Enquanto a sociedade civil se mobiliza e escolhe um lado, a mulher que se descobre grávida, num momento considerado por ela inoportuno, permanece sozinha com um filho nos braços ou uma ferida no corpo.

18/08/2018 08:06

Tatiana* ainda se acostumava com a rotina das aulas em uma universidade pública do Piauí e com toda a demanda que a nova etapa exigia. Naquele ano, a aprovação no vestibular e sua inserção no ensino superior, aos 17 anos, seria o grande fato marcante da sua trajetória de vida, não fosse outro acontecimento se sobrepor, muitas vezes, à uma lembrança que ela carrega quando rememora aquele período. Tatiana foi surpreendida com uma gravidez não planejada e se viu diante do não apoio do então namorado, do medo pelo julgamento familiar e da incapacidade financeira de arcar com a criação de uma criança. Em meio a todo um cenário de tensão, ela decidiu pelo aborto, mas constata: “nunca é uma decisão fácil, não importa o motivo que levou a mulher a fazer aquilo”. 

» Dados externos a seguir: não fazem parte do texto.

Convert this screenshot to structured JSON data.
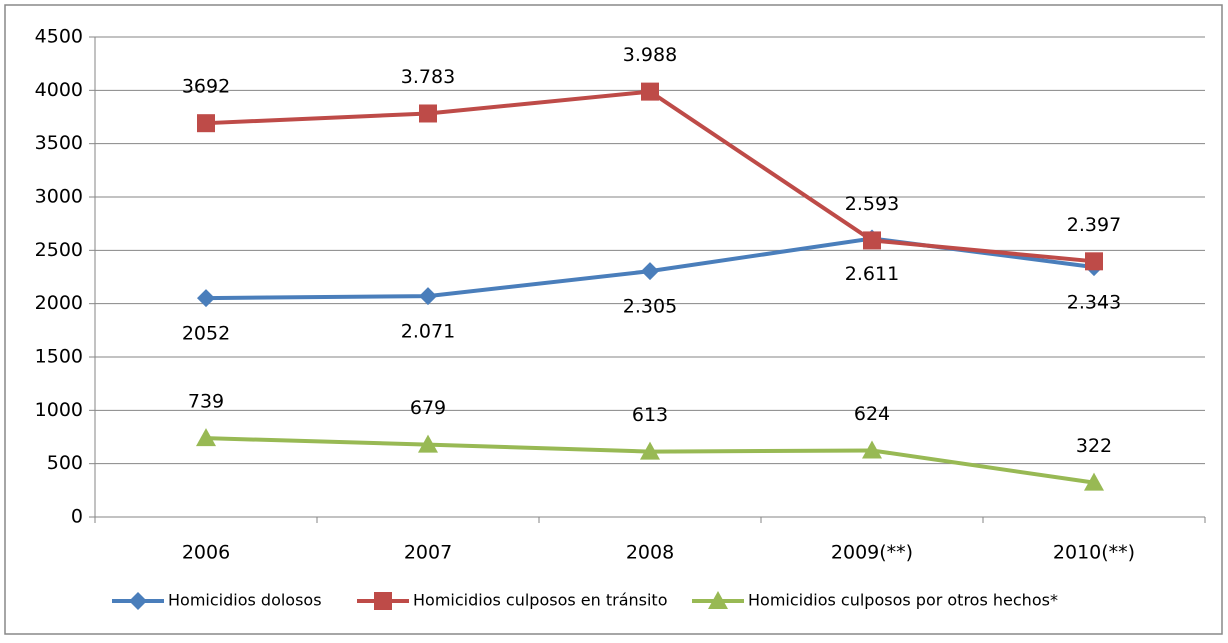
{
  "chart_data": {
    "type": "line",
    "categories": [
      "2006",
      "2007",
      "2008",
      "2009(**)",
      "2010(**)"
    ],
    "series": [
      {
        "name": "Homicidios dolosos",
        "color": "#4a7ebb",
        "marker": "diamond",
        "values": [
          2052,
          2071,
          2305,
          2611,
          2343
        ],
        "value_labels": [
          "2052",
          "2.071",
          "2.305",
          "2.611",
          "2.343"
        ]
      },
      {
        "name": "Homicidios culposos en tránsito",
        "color": "#be4b48",
        "marker": "square",
        "values": [
          3692,
          3783,
          3988,
          2593,
          2397
        ],
        "value_labels": [
          "3692",
          "3.783",
          "3.988",
          "2.593",
          "2.397"
        ]
      },
      {
        "name": "Homicidios culposos por otros hechos*",
        "color": "#98b954",
        "marker": "triangle",
        "values": [
          739,
          679,
          613,
          624,
          322
        ]
      }
    ],
    "ylim": [
      0,
      4500
    ],
    "yticks": [
      0,
      500,
      1000,
      1500,
      2000,
      2500,
      3000,
      3500,
      4000,
      4500
    ],
    "grid": true,
    "legend": "bottom"
  }
}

A história da jovem se repete no Brasil diariamente em centenas de outras maneiras, às vezes, com um desfecho ainda mais trágico que o da jovem que, hoje, quase 10 anos depois, consegue relembrar o que passou. Em todo o mundo, mais de 25 milhões de abortos inseguros (45% do total) ocorrem anualmente, segundo estudo da Organização Mundial da Saúde (OMS). Pela legislação brasileira, o aborto só é permitido em caso de estupro, de feto anencéfalo e em casos em que a vida da mãe está em risco.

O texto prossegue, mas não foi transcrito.